While most of you already have a nutrient management plan for your pork operation, you'll need to expand it within the next two years. As part of the pending Confined Animal Feeding Operation's guidelines, the U.S. Environmental Protection Agency will require a Comprehensive Nutrient Management Plan.

USDA's Natural Resources Conservation Service is defining the nutrient elements of these plans. There are nine components to include in your CNMP:

1. Site maps, including a soil map
These maps are usually part of your overall conservation plan. They include, aerial photographs, computer-generated, geographic information system maps and printouts as well as hand-drawn sketches. Information is provided where you land-apply nutrients. This includes field boundary and acreage, location of any sensitive areas, existing soil types and characteristics.
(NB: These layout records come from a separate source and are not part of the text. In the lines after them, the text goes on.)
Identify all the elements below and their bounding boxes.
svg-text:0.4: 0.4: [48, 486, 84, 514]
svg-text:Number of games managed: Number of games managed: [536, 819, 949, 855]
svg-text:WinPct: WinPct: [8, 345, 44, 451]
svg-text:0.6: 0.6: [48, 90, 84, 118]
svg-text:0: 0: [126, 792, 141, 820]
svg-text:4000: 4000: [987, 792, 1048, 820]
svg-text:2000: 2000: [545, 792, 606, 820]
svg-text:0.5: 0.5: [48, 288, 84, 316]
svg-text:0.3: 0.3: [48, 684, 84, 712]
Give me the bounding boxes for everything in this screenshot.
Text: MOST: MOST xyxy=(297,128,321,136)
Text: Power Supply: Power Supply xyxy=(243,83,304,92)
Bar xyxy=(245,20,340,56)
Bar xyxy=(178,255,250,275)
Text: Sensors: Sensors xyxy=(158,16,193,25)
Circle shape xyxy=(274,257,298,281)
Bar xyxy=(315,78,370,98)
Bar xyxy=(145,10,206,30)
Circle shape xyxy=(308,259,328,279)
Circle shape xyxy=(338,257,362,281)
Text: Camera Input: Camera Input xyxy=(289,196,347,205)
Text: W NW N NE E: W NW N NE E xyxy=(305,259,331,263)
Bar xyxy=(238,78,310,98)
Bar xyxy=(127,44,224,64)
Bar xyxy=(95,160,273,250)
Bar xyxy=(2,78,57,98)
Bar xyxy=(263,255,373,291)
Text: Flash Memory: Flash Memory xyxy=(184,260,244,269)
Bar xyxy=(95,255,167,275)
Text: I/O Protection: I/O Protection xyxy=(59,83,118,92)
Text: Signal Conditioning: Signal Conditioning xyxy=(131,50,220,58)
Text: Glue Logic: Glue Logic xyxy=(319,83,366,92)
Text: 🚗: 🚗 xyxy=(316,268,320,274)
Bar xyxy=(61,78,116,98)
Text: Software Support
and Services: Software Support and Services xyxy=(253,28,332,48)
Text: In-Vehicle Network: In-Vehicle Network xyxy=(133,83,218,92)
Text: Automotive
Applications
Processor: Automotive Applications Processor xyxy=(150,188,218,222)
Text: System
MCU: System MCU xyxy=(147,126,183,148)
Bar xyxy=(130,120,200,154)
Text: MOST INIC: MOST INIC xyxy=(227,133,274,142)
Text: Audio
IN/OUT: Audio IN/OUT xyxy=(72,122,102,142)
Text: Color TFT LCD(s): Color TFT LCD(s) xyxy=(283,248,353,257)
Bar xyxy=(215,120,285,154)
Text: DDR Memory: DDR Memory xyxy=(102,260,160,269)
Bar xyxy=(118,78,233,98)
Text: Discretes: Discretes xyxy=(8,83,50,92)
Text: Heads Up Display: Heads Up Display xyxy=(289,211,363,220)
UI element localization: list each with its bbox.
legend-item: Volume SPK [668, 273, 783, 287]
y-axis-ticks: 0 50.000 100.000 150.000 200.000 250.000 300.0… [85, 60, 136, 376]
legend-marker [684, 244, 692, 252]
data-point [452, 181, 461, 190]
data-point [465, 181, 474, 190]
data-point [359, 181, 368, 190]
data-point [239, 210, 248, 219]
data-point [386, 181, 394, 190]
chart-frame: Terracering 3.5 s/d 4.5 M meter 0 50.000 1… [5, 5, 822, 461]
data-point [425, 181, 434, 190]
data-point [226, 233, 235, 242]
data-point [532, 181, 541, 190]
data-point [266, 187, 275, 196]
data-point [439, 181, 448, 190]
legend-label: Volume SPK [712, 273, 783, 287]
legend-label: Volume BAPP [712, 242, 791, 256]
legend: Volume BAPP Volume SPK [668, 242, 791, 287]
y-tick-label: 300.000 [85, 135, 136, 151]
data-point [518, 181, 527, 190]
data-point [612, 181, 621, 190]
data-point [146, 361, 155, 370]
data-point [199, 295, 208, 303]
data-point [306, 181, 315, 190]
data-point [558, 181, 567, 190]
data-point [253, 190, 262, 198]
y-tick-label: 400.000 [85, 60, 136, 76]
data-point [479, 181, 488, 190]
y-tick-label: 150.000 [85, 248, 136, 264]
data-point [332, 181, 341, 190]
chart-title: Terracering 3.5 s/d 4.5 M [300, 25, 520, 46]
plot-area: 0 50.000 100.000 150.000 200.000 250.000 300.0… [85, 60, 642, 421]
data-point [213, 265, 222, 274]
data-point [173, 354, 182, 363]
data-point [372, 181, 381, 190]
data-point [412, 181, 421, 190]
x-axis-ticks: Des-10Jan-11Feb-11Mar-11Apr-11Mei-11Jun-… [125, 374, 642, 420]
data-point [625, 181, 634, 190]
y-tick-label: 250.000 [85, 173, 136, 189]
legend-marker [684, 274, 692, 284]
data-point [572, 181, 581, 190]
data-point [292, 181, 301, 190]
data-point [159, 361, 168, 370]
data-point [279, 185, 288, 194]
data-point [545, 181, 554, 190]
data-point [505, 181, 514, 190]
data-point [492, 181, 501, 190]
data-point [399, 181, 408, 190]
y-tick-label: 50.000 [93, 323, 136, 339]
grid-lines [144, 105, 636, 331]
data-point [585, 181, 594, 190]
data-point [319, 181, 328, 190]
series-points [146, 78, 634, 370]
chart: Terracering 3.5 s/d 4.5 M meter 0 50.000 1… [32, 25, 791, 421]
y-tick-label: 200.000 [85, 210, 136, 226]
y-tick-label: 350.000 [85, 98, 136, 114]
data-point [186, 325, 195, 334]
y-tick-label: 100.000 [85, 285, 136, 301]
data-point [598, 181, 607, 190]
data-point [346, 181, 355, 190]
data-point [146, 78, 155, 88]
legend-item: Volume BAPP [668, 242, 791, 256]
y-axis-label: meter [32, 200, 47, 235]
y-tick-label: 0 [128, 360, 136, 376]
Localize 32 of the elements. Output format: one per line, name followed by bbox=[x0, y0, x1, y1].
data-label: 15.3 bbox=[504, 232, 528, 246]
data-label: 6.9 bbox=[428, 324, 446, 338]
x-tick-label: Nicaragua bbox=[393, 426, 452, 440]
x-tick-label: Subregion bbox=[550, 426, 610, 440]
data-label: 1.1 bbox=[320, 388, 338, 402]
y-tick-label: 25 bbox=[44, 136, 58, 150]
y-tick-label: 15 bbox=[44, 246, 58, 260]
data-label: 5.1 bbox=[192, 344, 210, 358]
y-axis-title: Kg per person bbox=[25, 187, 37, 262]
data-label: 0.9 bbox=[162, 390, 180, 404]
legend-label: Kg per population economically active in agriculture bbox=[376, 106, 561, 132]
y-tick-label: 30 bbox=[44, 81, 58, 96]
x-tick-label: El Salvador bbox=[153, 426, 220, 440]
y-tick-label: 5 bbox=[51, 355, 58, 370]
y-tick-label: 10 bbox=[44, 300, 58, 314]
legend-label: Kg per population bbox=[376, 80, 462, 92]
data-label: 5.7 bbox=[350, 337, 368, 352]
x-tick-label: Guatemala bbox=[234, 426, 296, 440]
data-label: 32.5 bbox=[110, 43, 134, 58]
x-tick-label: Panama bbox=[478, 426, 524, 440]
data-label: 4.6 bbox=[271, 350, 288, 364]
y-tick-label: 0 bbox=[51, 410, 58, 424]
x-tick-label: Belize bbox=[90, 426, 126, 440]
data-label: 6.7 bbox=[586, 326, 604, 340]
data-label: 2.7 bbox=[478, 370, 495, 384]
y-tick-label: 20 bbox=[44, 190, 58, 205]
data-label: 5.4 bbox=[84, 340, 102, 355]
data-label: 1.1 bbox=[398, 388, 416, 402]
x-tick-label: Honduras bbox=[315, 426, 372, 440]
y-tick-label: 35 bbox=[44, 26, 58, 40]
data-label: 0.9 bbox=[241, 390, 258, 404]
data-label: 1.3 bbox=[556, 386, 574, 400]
2. Location and description of sensitive resource areas
If present, sensitive resource areas will be drawn on the site map. These areas may be highly erodible land, sole-source aquifer recharge areas, highly leachable soils, fields that have a high risk for phosphorus transport, areas in close proximity to neighbors or public areas.

Assessment tools and maps are available in the NRCS Field Office Technical Guide, which you can find at www.nhq.nrcs.usda.gov/Pro grams/ahcwpd/CNMPTG.pdf.

3. Soil, water, crop and manure analysis
You must include sample analysis of the soil, plants, water and organic materials, including hog manure used for nutrients.

4. Current or planned crop production sequence or crop rotation
It's essential to have a three- to five-year history of past, present and future crops for your nutrient management plan. This will help you determine your crops' nutrient needs and amount of carryover.

5. Expected yields
Soil, climate, crop variety and management skills are all factors in determining your crop yields. Consult with your state Extension service personnel or crop consultant for acceptable methods used in your area.

6. Nutrient sources available
Nutrient sources may include soil reserves, commercial fertilizer, animal manure and other organic waste products, irrigation water, atmospheric deposition and legume credits. Once again, check with your consultant for an accurate analysis.

7. Develop a nutrient budget for your planned crop rotation
A nutrient budget determines the amount of nutrients available from all sources and compares this to the amount of nutrients required to meet the expected yield. If the crop-yield nutrient requirement exceeds available sources, then you'll need to apply additional nutrients. If nutrient supplies exceed crop requirements, then you must take management measures to ensure the excess nutrients are either reduced or their application will not cause detrimental effects to area resources.

8. Recommended rates, timing and method of nutrient application
You'll receive three specifications for nutrient application. The application rate depends on the nutrient budget results.

Timing is determined by the crop's growth stage, field conditions for application, equipment and climatic conditions.

How the nutrient is applied will be based on its form and consistency, soil and weather conditions and potential for movement or loss to the environment.

9. Operation and maintenance of the nutrient management plan
Review and update your plan on a regular basis. This includes taking periodic soil tests to track soil reserves, calibrating application equipment to maintain consistent nutrient amounts, supplying uniform and precise nutrient amounts and maintaining manure management records.

If you have any or all of this nutrient management information available, start compiling it now. Having it available in one location, either in a notebook, file or on your computer, will make life easier during the next couple of years.